Отсутствие Вьяля оставило у меня ощущение пустоты и одновременно ощущение какой-то воздушной лёгкости – значит, его присутствие, заполняя одно, препятствует другому? И я тотчас же поняла, что автомобиль Жеральди не прервал свои стенания пытаемых механизмов перед моей дверью лишь только потому, что Вьяль, которого было видно с дороги, находился рядом со мной… что мои друзья и мои товарищи покорно и единодушно воздерживаются посещать около пяти часов мой имеющий форму полумесяца пляж с его столь крепким и столь белым под тяжёлой голубой водой песком – они уверены, что одновременно со мной встретят там полунемого, пребывающего в неопределённой тоске, совершенно отрезанного от них, плавающего где-то под водой Валера Вьяля.
Дело только в этом… Это же небольшое недоразумение. Я хорошенько подумала, правда, да и какой смысл в долгих раздумьях: и к тому же ничто из того, что меня заботит, таких раздумий не заслуживает. Я не могу поверить, что у этого юноши есть какой-то расчёт. Надо признать, что, хотя я и становилась часто жертвой обмана, недоверию я не научилась… С его стороны я склонна была бы опасаться скорее какой- нибудь формы любовной привязанности. Я написала это вполне серьёзно и, поднимая голову, смотрю на себя в наклонном зеркале, тоже вполне серьёзно, и снова продолжаю писать.
Никакие другие опасения, даже боязнь выглядеть смешной, меня не останавливают, и я продолжаю писать эти строчки, которые будут – я готова к этому риску – опубликованы. Зачем прерывать бег моей руки по этой бумаге, которая вот уже столько лет принимает то, что я о себе знаю, то, что из этого знания я пытаюсь скрыть, то, что я сочиняю, и то, что я угадываю? Любовная катастрофа, её последствия, её фазы никогда, ни в какие времена не составляли действительной интимной жизни женщины. Как могут мужчины – мужчины-писатели или называющие себя таковыми – по-прежнему удивляться тому, что женщина столь охотно отдаёт на суд публики свои любовные признания, любовную ложь и полуложь? Разглашая их, она спасает от огласки те смутные и важные тайны, которые не очень хорошо понимает сама. Огромный прожектор, бесцеремонное око, которым она охотно манипулирует, высвечивает у женщины всегда один и тот же сектор, сотрясаемый приступами блаженства и смятения, вокруг которого густеет темнота. А худшее происходит отнюдь не в освещённой зоне… Мужчина, друг мой, ты с готовностью посмеиваешься над фатально автобиографическими творениями женщины. А на кого же ты рассчитывал, чтобы тебе нарисовали её портрет, чтобы тебе о ней прожужжали все уши, чтобы ей повредили в твоём мнении, чтобы в конце концов пресытили тебя ею? На самого себя? Ты пока ещё слишком недавний мой друг, чтобы я сказала тебе всё, что об этом думаю. Итак, мы говорили, что Вьяль…

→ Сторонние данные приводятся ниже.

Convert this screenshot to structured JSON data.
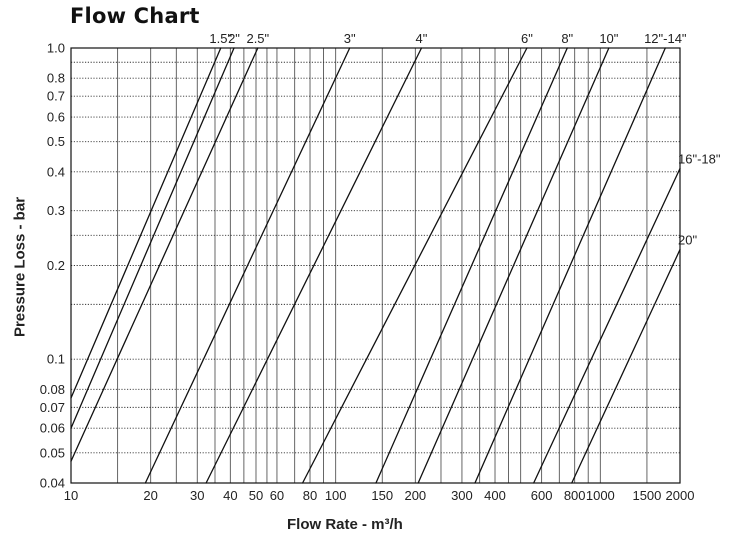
{
  "chart_data": {
    "type": "line",
    "title": "Flow Chart",
    "xlabel": "Flow Rate - m³/h",
    "ylabel": "Pressure Loss - bar",
    "x_scale": "log",
    "y_scale": "log",
    "xlim": [
      10,
      2000
    ],
    "ylim": [
      0.04,
      1.0
    ],
    "grid": true,
    "x_tick_labels": [
      {
        "value": 10,
        "label": "10"
      },
      {
        "value": 20,
        "label": "20"
      },
      {
        "value": 30,
        "label": "30"
      },
      {
        "value": 40,
        "label": "40"
      },
      {
        "value": 50,
        "label": "50"
      },
      {
        "value": 60,
        "label": "60"
      },
      {
        "value": 80,
        "label": "80"
      },
      {
        "value": 100,
        "label": "100"
      },
      {
        "value": 150,
        "label": "150"
      },
      {
        "value": 200,
        "label": "200"
      },
      {
        "value": 300,
        "label": "300"
      },
      {
        "value": 400,
        "label": "400"
      },
      {
        "value": 600,
        "label": "600"
      },
      {
        "value": 800,
        "label": "800"
      },
      {
        "value": 1000,
        "label": "1000"
      },
      {
        "value": 1500,
        "label": "1500"
      },
      {
        "value": 2000,
        "label": "2000"
      }
    ],
    "x_grid": [
      10,
      15,
      20,
      25,
      30,
      35,
      40,
      45,
      50,
      55,
      60,
      70,
      80,
      90,
      100,
      150,
      200,
      250,
      300,
      350,
      400,
      450,
      500,
      600,
      700,
      800,
      900,
      1000,
      1500,
      2000
    ],
    "y_tick_labels": [
      {
        "value": 0.04,
        "label": "0.04"
      },
      {
        "value": 0.05,
        "label": "0.05"
      },
      {
        "value": 0.06,
        "label": "0.06"
      },
      {
        "value": 0.07,
        "label": "0.07"
      },
      {
        "value": 0.08,
        "label": "0.08"
      },
      {
        "value": 0.1,
        "label": "0.1"
      },
      {
        "value": 0.2,
        "label": "0.2"
      },
      {
        "value": 0.3,
        "label": "0.3"
      },
      {
        "value": 0.4,
        "label": "0.4"
      },
      {
        "value": 0.5,
        "label": "0.5"
      },
      {
        "value": 0.6,
        "label": "0.6"
      },
      {
        "value": 0.7,
        "label": "0.7"
      },
      {
        "value": 0.8,
        "label": "0.8"
      },
      {
        "value": 1.0,
        "label": "1.0"
      }
    ],
    "y_grid": [
      0.04,
      0.05,
      0.06,
      0.07,
      0.08,
      0.1,
      0.15,
      0.2,
      0.25,
      0.3,
      0.4,
      0.5,
      0.6,
      0.7,
      0.8,
      0.9,
      1.0
    ],
    "series": [
      {
        "name": "1.5\"",
        "x": [
          10,
          36.8
        ],
        "y": [
          0.075,
          1.0
        ]
      },
      {
        "name": "2\"",
        "x": [
          10,
          41.3
        ],
        "y": [
          0.06,
          1.0
        ]
      },
      {
        "name": "2.5\"",
        "x": [
          10,
          50.8
        ],
        "y": [
          0.047,
          1.0
        ]
      },
      {
        "name": "3\"",
        "x": [
          19.1,
          113
        ],
        "y": [
          0.04,
          1.0
        ]
      },
      {
        "name": "4\"",
        "x": [
          32.4,
          211
        ],
        "y": [
          0.04,
          1.0
        ]
      },
      {
        "name": "6\"",
        "x": [
          75,
          528
        ],
        "y": [
          0.04,
          1.0
        ]
      },
      {
        "name": "8\"",
        "x": [
          142,
          750
        ],
        "y": [
          0.04,
          1.0
        ]
      },
      {
        "name": "10\"",
        "x": [
          205,
          1077
        ],
        "y": [
          0.04,
          1.0
        ]
      },
      {
        "name": "12\"-14\"",
        "x": [
          336,
          1760
        ],
        "y": [
          0.04,
          1.0
        ]
      },
      {
        "name": "16\"-18\"",
        "x": [
          560,
          2000
        ],
        "y": [
          0.04,
          0.41
        ]
      },
      {
        "name": "20\"",
        "x": [
          780,
          2000
        ],
        "y": [
          0.04,
          0.225
        ]
      }
    ]
  }
}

Как прекрасна ночь, прекрасна опять! Как хорошо из лона подобной ночи серьёзно созерцать то, что перестало быть серьёзным! Серьёзно, потому что это не повод для насмешки. Уже не впервые смутный, идущий извне пыл пытается сначала сузить, а затем разорвать круг, где я чувствую себя в безопасности. Эти невольные победы не следует соотносить с тем или иным возрастом. У них нужно искать – и здесь уже кончается моя невиновность – литературные корни. Я это пишу смиренно, чувствуя угрызения совести. Когда читатели принимаются писать автору, особенно автору-женщине, то они не скоро оставляют эту привычку. Вьяль, который знаком со мной всего лишь два или три лета, вероятно, пытается понять меня с помощью двух или трёх моих романов… если я позволю себе назвать их романами. Ещё и сейчас попадаются девушки – слишком юные, чтобы обращать внимание на даты издания, – которые мне пишут, что тайком прочитали «Клодину», что ждут ответа на почту до востребования… это если они ещё не назначают мне встречу в чайном салоне. Кто знает, может быть, они представляют меня в школьной форме? В носочках? «Вы оцените лишь позднее силу литературного типа, который вы создали», – говорил мне незадолго до своей смерти Мендес. Как будто я не создала, без всякой мужской подсказки, ещё и другой тип, более достойный долгой жизни, и по своей простоте, и даже по своей достоверности! Однако вернёмся к Вьялю и Элен Клеман…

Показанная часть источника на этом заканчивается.